A third important source of income would be a state lottery. Yes, administrative costs can eat up to 70 percent of the take. But the 30 percent gained is a boon to straightened state budgets.
A lottery is painless. Say the supermarket bill is $120. It’s so easy to spend another dollar--or five--for a lottery ticket. People nearly never win but it’s an affordable loss. Hope springs eternal. It’s the hope that counts far more than payoffs.
Forty-two states and the District of Columbia have lotteries. But the Nevada gambling industry always defeats lotteries, pretending that a lottery would be unbearable competition. All three of these revenue sources are ignored because no politician has the courage, integrity and vision to campaign for them.
Nevada now has a one-note governor: no new taxes. Never. Ever. His head-in-the-sand adamancy could get him re-elected but it is not governing, it is not leading.
The gambling industry rules the state, getting what it wants, defeating what it does not want. It is concerned solely with its own profits not the good of the state.
This is a vast disservice to Nevada citizens. But the state has no political figure with the guts to say that the state must have hefty new sources of revenue—immediately.

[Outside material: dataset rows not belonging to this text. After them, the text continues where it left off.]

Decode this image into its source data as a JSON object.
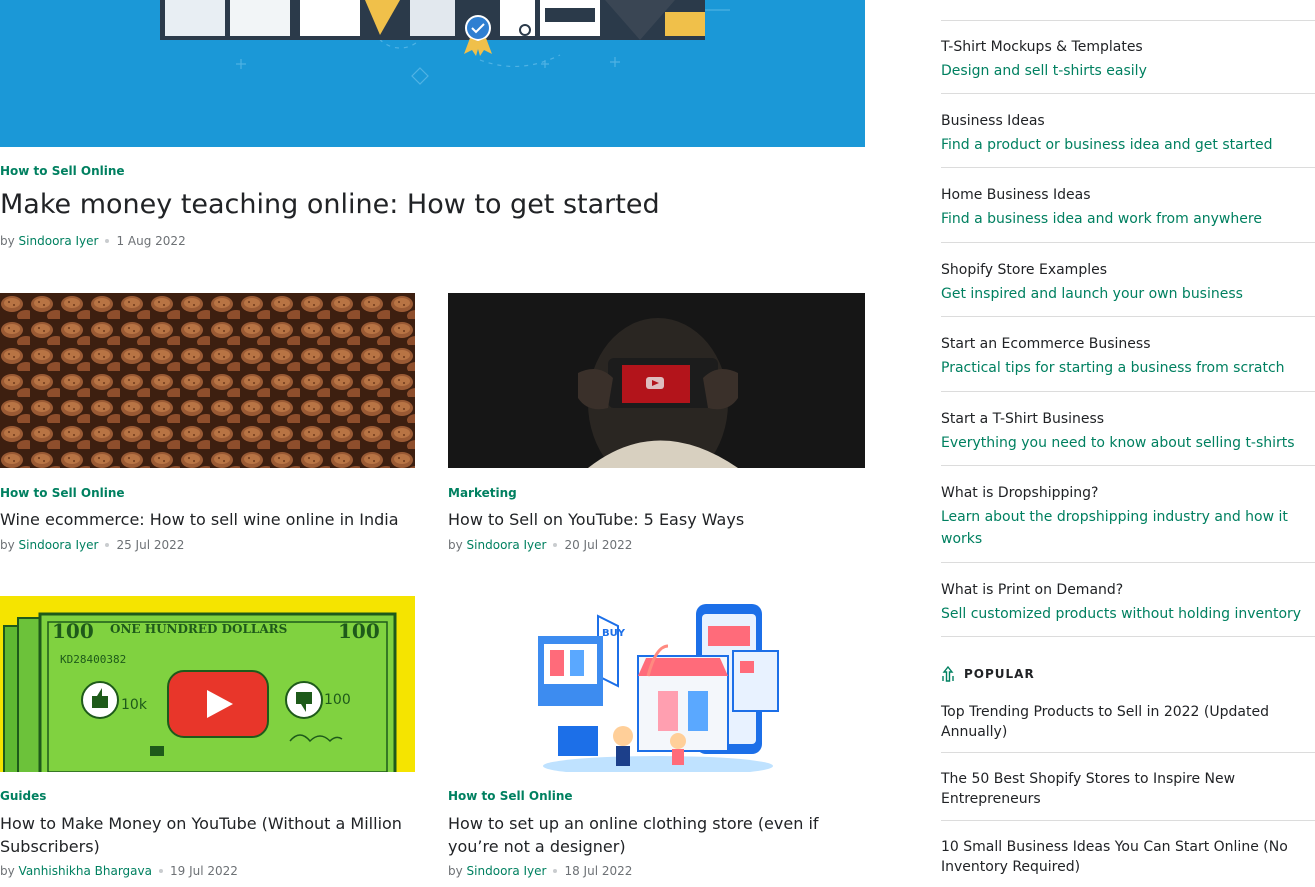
{
  "hero": {
    "category": "How to Sell Online",
    "title": "Make money teaching online: How to get started",
    "by": "by",
    "author": "Sindoora Iyer",
    "date": "1 Aug 2022"
  },
  "cards": [
    {
      "category": "How to Sell Online",
      "title": "Wine ecommerce: How to sell wine online in India",
      "by": "by",
      "author": "Sindoora Iyer",
      "date": "25 Jul 2022"
    },
    {
      "category": "Marketing",
      "title": "How to Sell on YouTube: 5 Easy Ways",
      "by": "by",
      "author": "Sindoora Iyer",
      "date": "20 Jul 2022"
    },
    {
      "category": "Guides",
      "title": "How to Make Money on YouTube (Without a Million Subscribers)",
      "by": "by",
      "author": "Vanhishikha Bhargava",
      "date": "19 Jul 2022"
    },
    {
      "category": "How to Sell Online",
      "title": "How to set up an online clothing store (even if you’re not a designer)",
      "by": "by",
      "author": "Sindoora Iyer",
      "date": "18 Jul 2022"
    }
  ],
  "money_art": {
    "banner": "ONE HUNDRED DOLLARS",
    "denom": "100",
    "serial": "KD28400382",
    "likes": "10k",
    "dislikes": "100",
    "buy": "BUY"
  },
  "sidebar": {
    "items": [
      {
        "title": "T-Shirt Mockups & Templates",
        "sub": "Design and sell t-shirts easily"
      },
      {
        "title": "Business Ideas",
        "sub": "Find a product or business idea and get started"
      },
      {
        "title": "Home Business Ideas",
        "sub": "Find a business idea and work from anywhere"
      },
      {
        "title": "Shopify Store Examples",
        "sub": "Get inspired and launch your own business"
      },
      {
        "title": "Start an Ecommerce Business",
        "sub": "Practical tips for starting a business from scratch"
      },
      {
        "title": "Start a T-Shirt Business",
        "sub": "Everything you need to know about selling t-shirts"
      },
      {
        "title": "What is Dropshipping?",
        "sub": "Learn about the dropshipping industry and how it works"
      },
      {
        "title": "What is Print on Demand?",
        "sub": "Sell customized products without holding inventory"
      }
    ],
    "popular_heading": "POPULAR",
    "popular": [
      {
        "title": "Top Trending Products to Sell in 2022 (Updated Annually)"
      },
      {
        "title": "The 50 Best Shopify Stores to Inspire New Entrepreneurs"
      },
      {
        "title": "10 Small Business Ideas You Can Start Online (No Inventory Required)"
      }
    ]
  },
  "colors": {
    "accent": "#008060",
    "hero_bg": "#1a9ad8",
    "money_bg": "#f5e400",
    "bill": "#7fd23f"
  }
}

Raising taxes is doubtless a losing position politically. But it is far better to lose over a matter of profound principle than win by being unprincipled, by showing an unconcern about Nevada’s desperate plight.
Everyone wants essential services but no one wants to pay for them. So Nevada is stuck with an archaic system. Education is suffering terribly. Social services have been cut severely. The infrastructure is deteriorating badly.

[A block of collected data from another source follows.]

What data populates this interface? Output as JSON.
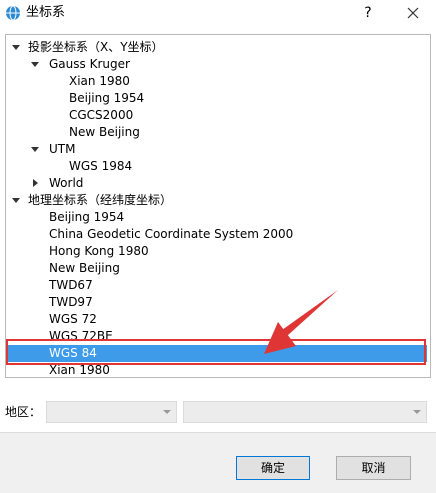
{
  "window": {
    "title": "坐标系",
    "help_label": "?"
  },
  "tree": {
    "items": [
      {
        "label": "投影坐标系（X、Y坐标）",
        "expanded": true
      },
      {
        "label": "Gauss Kruger",
        "expanded": true
      },
      {
        "label": "Xian 1980"
      },
      {
        "label": "Beijing 1954"
      },
      {
        "label": "CGCS2000"
      },
      {
        "label": "New Beijing"
      },
      {
        "label": "UTM",
        "expanded": true
      },
      {
        "label": "WGS 1984"
      },
      {
        "label": "World",
        "expanded": false
      },
      {
        "label": "地理坐标系（经纬度坐标）",
        "expanded": true
      },
      {
        "label": "Beijing 1954"
      },
      {
        "label": "China Geodetic Coordinate System 2000"
      },
      {
        "label": "Hong Kong 1980"
      },
      {
        "label": "New Beijing"
      },
      {
        "label": "TWD67"
      },
      {
        "label": "TWD97"
      },
      {
        "label": "WGS 72"
      },
      {
        "label": "WGS 72BE"
      },
      {
        "label": "WGS 84",
        "selected": true
      },
      {
        "label": "Xian 1980"
      }
    ]
  },
  "region": {
    "label": "地区：",
    "combo1_value": "",
    "combo2_value": ""
  },
  "buttons": {
    "ok": "确定",
    "cancel": "取消"
  },
  "colors": {
    "selection": "#3d9be9",
    "annotation": "#e03535"
  }
}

The state is already near the bottom in things that matter: 44th among the states for student proficiency in reading, math and graduation rates, and failing grades in higher education.
But the governor doesn’t care that Nevada is backward. He will increase that backwardness.
The Nevada Sagebrush, student newspaper at the University of Nevada, Reno, has called for the impeachment of Gibbons. Such feistiness is marvelous. But the Nevada Constitution gives just two grounds: misdemeanor or malfeasance. Maladministration and blockheadness do not qualify.